= Edward Palmer (socialist) =

Edward Palmer (1802 – February 25, 1886) was an American religious enthusiast and advocate of socialist reforms. He lectured against the use of money, advocating a simple barter economy among neighbors. His publications include An Address on the Origin and Evil Influences of Money (Boston, 1839).

Appletons' Cyclopedia of American Biography wrote of him: "He became a printer in Boston, Mass., and attracted attention by writing and publishing a pamphlet in which he demanded the abolition of slavery and the suppression of capitalized monopolies. Removing to New York city, he associated himself with a coterie of philosophers, under the leadership of Marcus Spring, and promulgated many eccentric ideas. He claimed that men should work for higher motives than that of pecuniary gain, and emphasized his teachings by refusing to accept money for his services, confining himself to the barest necessities of life. At his death he had passed out of recollection, as he had lived in retirement for nearly a generation."
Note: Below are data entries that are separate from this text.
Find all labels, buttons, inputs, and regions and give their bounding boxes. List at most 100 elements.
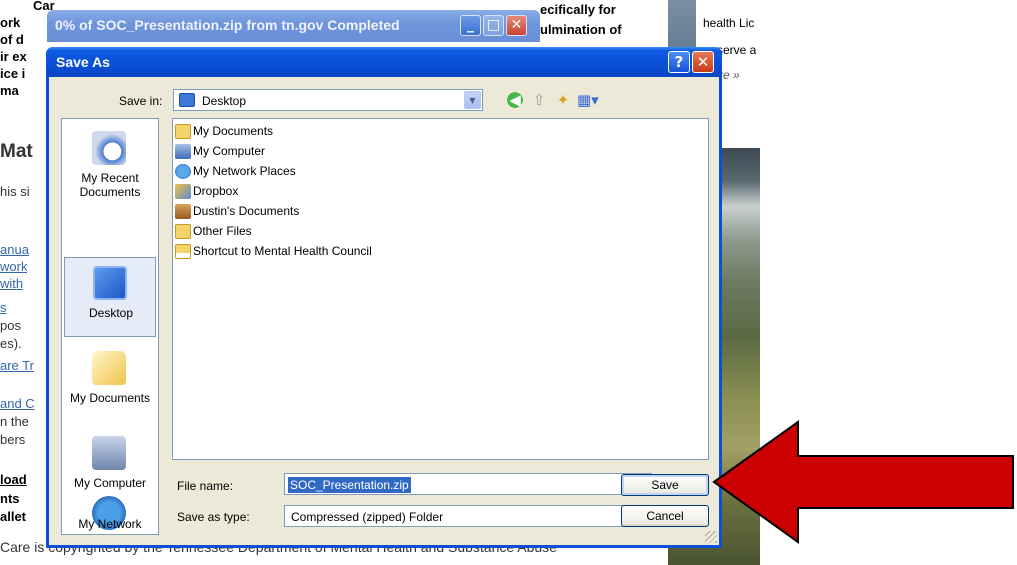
bg-heading-fragment: Mat xyxy=(0,141,33,162)
file-name: Dustin's Documents xyxy=(193,204,300,218)
views-icon: ▦▾ xyxy=(577,91,599,109)
file-name-label: File name: xyxy=(177,479,234,493)
save-button[interactable]: Save xyxy=(621,474,709,496)
back-arrow-icon: ◀ xyxy=(509,91,521,109)
file-name: My Documents xyxy=(193,124,274,138)
file-name: Other Files xyxy=(193,224,252,238)
bg-link-fragment[interactable]: anua xyxy=(0,242,29,257)
list-item[interactable]: My Network Places xyxy=(175,161,296,181)
dialog-titlebar[interactable]: Save As ? ✕ xyxy=(46,47,722,77)
bg-text-fragment: his si xyxy=(0,184,30,199)
file-name-selection: SOC_Presentation.zip xyxy=(288,477,411,493)
save-in-value: Desktop xyxy=(202,94,247,108)
bg-text-fragment: health Lic xyxy=(703,16,755,30)
bg-text-fragment: ork xyxy=(0,15,21,30)
folder-icon xyxy=(175,223,191,239)
file-name-value[interactable]: SOC_Presentation.zip xyxy=(288,477,411,493)
recent-documents-icon xyxy=(92,131,126,165)
bg-text-fragment: ulmination of xyxy=(540,22,622,37)
new-folder-button[interactable]: ✦ xyxy=(553,90,573,110)
new-folder-icon: ✦ xyxy=(556,91,570,109)
minimize-icon: _ xyxy=(467,17,474,33)
my-documents-icon xyxy=(92,351,126,385)
chevron-down-icon[interactable]: ▼ xyxy=(464,91,481,109)
help-icon: ? xyxy=(674,53,684,71)
file-list[interactable]: My Documents My Computer My Network Plac… xyxy=(172,118,709,460)
list-item[interactable]: Dustin's Documents xyxy=(175,201,299,221)
progress-window-title: 0% of SOC_Presentation.zip from tn.gov C… xyxy=(55,17,400,33)
bg-text-fragment: pos xyxy=(0,318,21,333)
place-desktop[interactable]: Desktop xyxy=(64,257,156,337)
user-folder-icon xyxy=(175,203,191,219)
desktop-icon xyxy=(179,93,195,107)
file-name: Shortcut to Mental Health Council xyxy=(193,244,372,258)
up-folder-icon: ⇧ xyxy=(532,91,546,109)
place-my-documents[interactable]: My Documents xyxy=(64,343,156,423)
cancel-button[interactable]: Cancel xyxy=(621,505,709,527)
bg-text-fragment: ir ex xyxy=(0,49,27,64)
shortcut-folder-icon xyxy=(175,243,191,259)
bg-text-fragment: serve a xyxy=(717,43,757,57)
bg-text-fragment: bers xyxy=(0,432,26,447)
close-icon: ✕ xyxy=(510,17,523,33)
bg-link-fragment[interactable]: s xyxy=(0,300,7,315)
list-item[interactable]: Other Files xyxy=(175,221,252,241)
file-name: My Computer xyxy=(193,144,266,158)
maximize-button[interactable]: □ xyxy=(483,15,504,36)
place-my-network[interactable]: My Network xyxy=(64,496,156,534)
back-button[interactable]: ◀ xyxy=(505,90,525,110)
save-as-type-label: Save as type: xyxy=(177,510,250,524)
save-as-dialog: Save As ? ✕ Save in: Desktop ▼ ◀ ⇧ ✦ ▦▾ … xyxy=(46,47,722,548)
computer-icon xyxy=(175,143,191,159)
close-icon: ✕ xyxy=(696,53,710,71)
bg-link-fragment[interactable]: load xyxy=(0,472,27,487)
bg-text-fragment: of d xyxy=(0,32,24,47)
bg-text-fragment: ma xyxy=(0,83,19,98)
progress-close-button[interactable]: ✕ xyxy=(506,15,527,36)
bg-text-fragment: allet xyxy=(0,509,27,524)
close-button[interactable]: ✕ xyxy=(692,51,714,73)
file-name: My Network Places xyxy=(193,164,296,178)
up-one-level-button[interactable]: ⇧ xyxy=(529,90,549,110)
list-item[interactable]: Shortcut to Mental Health Council xyxy=(175,241,372,261)
save-in-label: Save in: xyxy=(119,94,163,108)
list-item[interactable]: My Computer xyxy=(175,141,265,161)
bg-text-fragment: ice i xyxy=(0,66,26,81)
bg-link-fragment[interactable]: with xyxy=(0,276,23,291)
list-item[interactable]: Dropbox xyxy=(175,181,238,201)
place-label: My Recent Documents xyxy=(79,171,141,199)
place-label: My Documents xyxy=(69,391,151,405)
dropbox-icon xyxy=(175,183,191,199)
file-name-field[interactable]: SOC_Presentation.zip ▼ xyxy=(284,473,652,495)
bg-text-fragment: nts xyxy=(0,491,20,506)
save-as-type-dropdown[interactable]: Compressed (zipped) Folder ▼ xyxy=(284,505,652,527)
list-item[interactable]: My Documents xyxy=(175,121,273,141)
network-icon xyxy=(175,163,191,179)
place-label: My Network xyxy=(78,517,142,531)
my-computer-icon xyxy=(92,436,126,470)
arrow-shape xyxy=(712,420,1014,544)
save-as-type-value: Compressed (zipped) Folder xyxy=(291,510,444,524)
bg-link-fragment[interactable]: re » xyxy=(719,68,740,82)
places-bar: My Recent Documents Desktop My Documents… xyxy=(61,118,159,535)
place-my-recent-documents[interactable]: My Recent Documents xyxy=(64,123,156,203)
bg-text-fragment: es). xyxy=(0,336,22,351)
minimize-button[interactable]: _ xyxy=(460,15,481,36)
help-button[interactable]: ? xyxy=(668,51,690,73)
place-label: My Computer xyxy=(73,476,147,490)
save-in-dropdown[interactable]: Desktop ▼ xyxy=(173,89,483,111)
desktop-icon xyxy=(93,266,127,300)
dialog-title: Save As xyxy=(56,54,110,70)
download-progress-window[interactable]: 0% of SOC_Presentation.zip from tn.gov C… xyxy=(47,10,540,42)
bg-text-fragment: ecifically for xyxy=(540,2,616,17)
bg-text-fragment: n the xyxy=(0,414,29,429)
bg-link-fragment[interactable]: are Tr xyxy=(0,358,34,373)
bg-link-fragment[interactable]: and C xyxy=(0,396,35,411)
bg-link-fragment[interactable]: work xyxy=(0,259,27,274)
maximize-icon: □ xyxy=(486,17,501,33)
views-menu-button[interactable]: ▦▾ xyxy=(577,90,599,110)
red-arrow-annotation xyxy=(712,420,1014,544)
file-name: Dropbox xyxy=(193,184,239,198)
place-label: Desktop xyxy=(88,306,134,320)
folder-icon xyxy=(175,123,191,139)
He travelled and lectured extensively and was known to the Transcendentalists and other early utopian socialist experimenters. On October 14, 1838, Palmer visited with Ralph Waldo Emerson, and Emerson made several entries in his journal about Palmer's ideas and his experiences. Emerson described Palmer as "a gentle, faithful, sensible, well-balanced man for an enthusiast," and wrote: "He has renounced since a year ago last April the use of money. When he travels he stops at night at a house & asks if it would give them any satisfaction to lodge a traveller without money or price? [...] He presents his views with much gentleness; & is not troubled if he cannot show the way in which the destruction of money is to be brought about; he feels no responsibility to show or know the details. It is enough for him that he is sure it must fall & that he clears himself of the institution altogether."

Palmer attended several public conversations with Amos Bronson Alcott, and Alcott described him in 1838: "Palmer is a rare man. Entirely free from all superstitious regard for the past, simple, meek, docile, loving, he seeks for the best in all his thinking. He is a child of Love. He has faith in its might. [...] I have seen him but a few times. My interest in him increases at every interviews. What a noble fact it is that a man, simple, meek, modest, beyond almost all men, should arise, in these days of gold, to expose the selfishness, pride, injustice, cruelty, to which the demon leads, and illustrate the charm and beauty of Love!"

Palmer's views influenced Henry Thoreau as well; his forswearing of social institutions which he found unpalatable is a clear antecedent to Civil Disobedience.